Хрущев встает и идет в детскую. Он проходит темную гостиную, — чуть мерцают в ней подвески люстры, зеркало, — проходит темную диванную, темную залу, видит за окнами лунную ночь, ели палисадника и бледно-белые пласты, тяжело лежащие на их черно-зеленых, длинных и мохнатых лапах. Дверь в детскую отворена, лунный свет стоит там тончайшим дымом. В широкое окно без занавесок просто, мирно глядит снежный озаренный двор. Голубовато белеют детские постели. В одной спит Арсик. Спят на полу деревянные кони, спит на спине, закатив свои круглые стеклянные глаза, беловолосая кукла, спят коробки, которые так заботливо собирает Коля.

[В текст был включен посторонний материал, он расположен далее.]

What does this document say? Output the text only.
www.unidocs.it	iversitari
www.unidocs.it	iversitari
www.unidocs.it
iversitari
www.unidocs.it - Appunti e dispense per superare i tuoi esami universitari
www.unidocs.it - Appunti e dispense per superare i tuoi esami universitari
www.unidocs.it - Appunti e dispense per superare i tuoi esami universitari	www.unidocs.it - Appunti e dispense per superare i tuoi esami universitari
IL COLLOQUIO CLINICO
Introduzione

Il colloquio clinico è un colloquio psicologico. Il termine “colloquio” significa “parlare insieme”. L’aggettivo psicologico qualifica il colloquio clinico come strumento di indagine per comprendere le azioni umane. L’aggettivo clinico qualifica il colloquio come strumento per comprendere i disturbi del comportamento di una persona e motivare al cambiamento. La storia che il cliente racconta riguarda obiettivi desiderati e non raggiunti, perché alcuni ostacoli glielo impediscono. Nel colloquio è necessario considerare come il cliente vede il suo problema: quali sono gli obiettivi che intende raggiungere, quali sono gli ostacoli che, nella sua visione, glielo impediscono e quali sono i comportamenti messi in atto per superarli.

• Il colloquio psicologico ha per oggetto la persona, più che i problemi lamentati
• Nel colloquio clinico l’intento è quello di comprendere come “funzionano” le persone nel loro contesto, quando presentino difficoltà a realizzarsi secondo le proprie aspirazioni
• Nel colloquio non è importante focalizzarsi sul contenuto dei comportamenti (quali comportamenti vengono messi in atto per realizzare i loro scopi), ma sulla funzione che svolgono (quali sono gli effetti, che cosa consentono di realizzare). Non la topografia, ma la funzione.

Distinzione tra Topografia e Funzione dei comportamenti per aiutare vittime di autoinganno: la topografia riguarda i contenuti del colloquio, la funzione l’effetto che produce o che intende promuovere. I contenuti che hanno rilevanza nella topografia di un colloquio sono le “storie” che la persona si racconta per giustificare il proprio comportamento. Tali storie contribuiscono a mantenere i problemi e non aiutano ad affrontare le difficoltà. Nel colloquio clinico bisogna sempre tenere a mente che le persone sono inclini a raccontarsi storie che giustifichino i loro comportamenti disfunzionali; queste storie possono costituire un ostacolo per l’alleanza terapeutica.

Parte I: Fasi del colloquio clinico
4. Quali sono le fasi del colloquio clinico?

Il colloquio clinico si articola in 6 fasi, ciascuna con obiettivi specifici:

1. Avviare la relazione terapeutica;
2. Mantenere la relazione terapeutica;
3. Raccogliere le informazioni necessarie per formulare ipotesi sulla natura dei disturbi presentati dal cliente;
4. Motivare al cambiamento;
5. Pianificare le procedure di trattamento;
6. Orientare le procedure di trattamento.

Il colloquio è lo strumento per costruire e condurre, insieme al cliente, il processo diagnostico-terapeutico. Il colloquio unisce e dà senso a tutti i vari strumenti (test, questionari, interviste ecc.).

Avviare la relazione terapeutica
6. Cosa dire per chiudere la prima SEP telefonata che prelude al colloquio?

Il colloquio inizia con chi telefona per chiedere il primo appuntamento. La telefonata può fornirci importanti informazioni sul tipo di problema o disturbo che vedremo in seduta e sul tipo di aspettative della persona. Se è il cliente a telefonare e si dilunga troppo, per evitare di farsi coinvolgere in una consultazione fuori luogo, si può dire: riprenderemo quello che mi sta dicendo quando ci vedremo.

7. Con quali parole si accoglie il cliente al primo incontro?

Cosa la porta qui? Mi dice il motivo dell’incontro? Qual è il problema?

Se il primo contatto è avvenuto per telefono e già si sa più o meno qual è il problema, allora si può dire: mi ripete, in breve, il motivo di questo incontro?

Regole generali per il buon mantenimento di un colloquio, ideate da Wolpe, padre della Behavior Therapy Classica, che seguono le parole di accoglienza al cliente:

Он тоже спит, но во сне поднялся в своей постельке, сел и заплакал горько, беспомощно, — маленький, худенький, большеголовый…

— В чем дело, дорогой мой? — шепчет Хрущев, садясь на край постельки, вытирая платком личико ребенка и обнимая его щупленькое тельце, что так трогательно чувствуется сквозь рубашечку своими косточками, грудкой и бьющимся сердечком.

Он берет его на колени, покачивает, осторожно целует.

Ребенок прижимается к нему, дергается от всхлипыванй понемногу затихает… Что это будит его вот уже третью ночь?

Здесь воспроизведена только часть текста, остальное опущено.